After Pierre Levegh’s horrific crash at Le Mans in 1955, Mercedes-Benz withdrew from motorsport. Nevertheless it was decided, a year later, to build two very special race cars for New Jersey driver Paul O’Shea, to help make him competitive against the all-conquering Jaguars in his bid for a third US Sports Car championship in 1957.

The race cars were to be based on the brand-new 300 SL roadster, which was derived from the iconic Gull Wing, and hadn’t even been released yet.

One of them started life as a development mule, which was stripped, overhauled, and rebuilt, leaving out all the trim and using a lot of special parts to reduce weight. Since one donor car was all the race shop could get, the second one was built from scratch to the same specifications - and the two O’Shea specials were designated SLS, for Super Light Sport.

A contemporary photograph of an original 300 SLS. File photo: Mercedes-Benz

The cars had stripped chassis with all unnecessary brackets deleted, custom fuel tanks, no bumpers, narrow racing screens, roll bars behind the drivers’ seats and specially shaped cockpit covers with air intake slots.

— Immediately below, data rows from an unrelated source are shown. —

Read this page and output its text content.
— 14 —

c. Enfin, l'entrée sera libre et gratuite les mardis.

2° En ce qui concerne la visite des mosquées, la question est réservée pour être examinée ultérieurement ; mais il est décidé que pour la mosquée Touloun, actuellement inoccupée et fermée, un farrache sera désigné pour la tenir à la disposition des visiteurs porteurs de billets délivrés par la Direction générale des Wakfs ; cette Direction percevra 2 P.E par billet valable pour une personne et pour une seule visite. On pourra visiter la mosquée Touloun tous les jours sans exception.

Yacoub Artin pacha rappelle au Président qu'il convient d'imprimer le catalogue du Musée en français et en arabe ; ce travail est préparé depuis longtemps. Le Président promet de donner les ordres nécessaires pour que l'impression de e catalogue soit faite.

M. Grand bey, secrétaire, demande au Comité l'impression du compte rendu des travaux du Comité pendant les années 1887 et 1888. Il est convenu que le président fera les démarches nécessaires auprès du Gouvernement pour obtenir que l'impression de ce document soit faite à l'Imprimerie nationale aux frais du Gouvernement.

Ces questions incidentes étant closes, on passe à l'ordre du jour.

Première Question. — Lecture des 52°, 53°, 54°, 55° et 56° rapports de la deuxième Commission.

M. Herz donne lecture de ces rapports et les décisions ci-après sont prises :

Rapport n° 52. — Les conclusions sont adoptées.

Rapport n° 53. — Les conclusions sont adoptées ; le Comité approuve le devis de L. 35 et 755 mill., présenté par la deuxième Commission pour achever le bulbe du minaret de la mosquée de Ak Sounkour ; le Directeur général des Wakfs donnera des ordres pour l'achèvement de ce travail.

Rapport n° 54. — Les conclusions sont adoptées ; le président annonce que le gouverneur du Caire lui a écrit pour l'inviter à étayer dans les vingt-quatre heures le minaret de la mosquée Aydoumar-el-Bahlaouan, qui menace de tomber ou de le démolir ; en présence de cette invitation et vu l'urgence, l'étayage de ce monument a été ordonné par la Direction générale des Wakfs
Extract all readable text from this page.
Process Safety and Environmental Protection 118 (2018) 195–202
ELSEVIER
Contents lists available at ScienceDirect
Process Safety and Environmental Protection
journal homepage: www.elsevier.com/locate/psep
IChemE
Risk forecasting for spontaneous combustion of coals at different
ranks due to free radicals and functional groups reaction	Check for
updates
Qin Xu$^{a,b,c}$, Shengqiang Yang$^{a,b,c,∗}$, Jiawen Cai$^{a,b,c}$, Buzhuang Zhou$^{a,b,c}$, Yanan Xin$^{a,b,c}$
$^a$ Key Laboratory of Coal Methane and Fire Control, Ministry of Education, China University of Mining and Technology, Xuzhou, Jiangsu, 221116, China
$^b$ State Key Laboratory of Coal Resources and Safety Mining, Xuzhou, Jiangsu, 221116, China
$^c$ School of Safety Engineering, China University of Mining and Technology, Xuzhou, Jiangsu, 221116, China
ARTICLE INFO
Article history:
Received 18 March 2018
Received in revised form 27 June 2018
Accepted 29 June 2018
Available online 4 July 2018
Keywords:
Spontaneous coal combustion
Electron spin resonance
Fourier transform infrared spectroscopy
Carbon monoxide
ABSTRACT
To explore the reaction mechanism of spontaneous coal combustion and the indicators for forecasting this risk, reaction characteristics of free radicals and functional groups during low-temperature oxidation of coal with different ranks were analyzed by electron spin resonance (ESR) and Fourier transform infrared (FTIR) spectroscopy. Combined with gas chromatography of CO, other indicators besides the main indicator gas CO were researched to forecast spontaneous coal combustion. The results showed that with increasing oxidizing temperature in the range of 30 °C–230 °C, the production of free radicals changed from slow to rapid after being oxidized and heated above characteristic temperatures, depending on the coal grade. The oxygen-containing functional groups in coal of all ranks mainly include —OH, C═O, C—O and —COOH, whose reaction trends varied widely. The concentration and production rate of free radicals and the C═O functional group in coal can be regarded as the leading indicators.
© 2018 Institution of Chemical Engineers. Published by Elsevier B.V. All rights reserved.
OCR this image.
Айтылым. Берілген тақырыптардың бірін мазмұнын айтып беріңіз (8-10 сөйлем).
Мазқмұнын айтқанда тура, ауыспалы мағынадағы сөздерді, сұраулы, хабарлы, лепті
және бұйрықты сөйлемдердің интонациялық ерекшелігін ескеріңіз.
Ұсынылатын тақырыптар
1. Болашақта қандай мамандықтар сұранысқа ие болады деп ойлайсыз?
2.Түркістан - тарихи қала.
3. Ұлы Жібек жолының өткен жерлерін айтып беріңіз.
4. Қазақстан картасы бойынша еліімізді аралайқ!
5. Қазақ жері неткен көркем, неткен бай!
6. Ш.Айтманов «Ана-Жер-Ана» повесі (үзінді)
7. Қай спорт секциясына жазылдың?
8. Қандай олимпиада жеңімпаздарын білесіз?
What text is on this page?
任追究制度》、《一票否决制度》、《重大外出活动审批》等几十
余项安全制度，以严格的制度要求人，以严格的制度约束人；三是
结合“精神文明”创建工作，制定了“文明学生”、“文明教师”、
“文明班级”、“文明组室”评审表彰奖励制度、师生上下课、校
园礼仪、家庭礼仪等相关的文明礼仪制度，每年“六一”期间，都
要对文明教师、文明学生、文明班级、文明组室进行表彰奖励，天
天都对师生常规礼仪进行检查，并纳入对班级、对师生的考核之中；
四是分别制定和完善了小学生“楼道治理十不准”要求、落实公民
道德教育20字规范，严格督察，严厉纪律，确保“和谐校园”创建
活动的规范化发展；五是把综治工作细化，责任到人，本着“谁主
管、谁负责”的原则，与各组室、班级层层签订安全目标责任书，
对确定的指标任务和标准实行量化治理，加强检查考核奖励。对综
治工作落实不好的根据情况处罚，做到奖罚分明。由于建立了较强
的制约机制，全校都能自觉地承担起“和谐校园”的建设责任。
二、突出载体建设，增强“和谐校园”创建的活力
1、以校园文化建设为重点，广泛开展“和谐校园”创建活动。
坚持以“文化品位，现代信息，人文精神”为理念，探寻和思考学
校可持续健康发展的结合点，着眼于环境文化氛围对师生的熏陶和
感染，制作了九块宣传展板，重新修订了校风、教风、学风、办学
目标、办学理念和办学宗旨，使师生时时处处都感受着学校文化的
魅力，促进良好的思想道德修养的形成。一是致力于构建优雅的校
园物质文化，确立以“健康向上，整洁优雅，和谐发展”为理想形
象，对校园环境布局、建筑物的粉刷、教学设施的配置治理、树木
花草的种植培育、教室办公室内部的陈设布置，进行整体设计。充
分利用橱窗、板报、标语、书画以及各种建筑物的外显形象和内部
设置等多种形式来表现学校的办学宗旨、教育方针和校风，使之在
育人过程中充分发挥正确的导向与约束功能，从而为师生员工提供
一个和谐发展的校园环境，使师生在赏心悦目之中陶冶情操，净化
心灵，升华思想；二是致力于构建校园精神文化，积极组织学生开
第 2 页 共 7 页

Each had an aluminium three-litre straight six, tuned for 173kW (15kW more than the standard SL) and weighed just over 900kg - more than 400kg lighter compared to the road car’s 1330kg.

The two cars were tested at Hockenheim and shipped to New York, where they arrived on 12 April, along with a factory technician, Victor Gross, and a mound of spares, including three complete engines. Final running in was done at the Lime Rock circuit in Connecticut, after which Gross was able to report to Mercedes-Benz racing manager Alfred Neubauer that they were able to lap faster than anything else in the D Modified Class, “without being fully driven to the limit”.

The race cars were almost completely stripped of interior trim to lighten them. File photo: Mercedes-Benz

O’Shea duly won the 1957 US Sports Car title but after that the cars were no longer competitive. They were apparently raced for some years with a succession of Detroit V8s, but eventually vanished altogether. 

Today no trace of them is known to exist, making them the stuff of legend in the truest sense of the word. But, in characteristic German fashion, all the blueprints, records  specifications, tools, data, photos and documentation from the original build were neatly filed at Stuttgart

So, when the Mercedes-Benz Classic Centre in Irvine, California decided to build something really special for the 60th anniversary of the SL, they were able to build one from scratch, using a ratty but original 1957 300 SL as a donor car.

And that’s the car that you see in the video - truly a legend reborn, and a fitting tribute to Paul O’Shea, Victor Gross and the iconic 300 SL.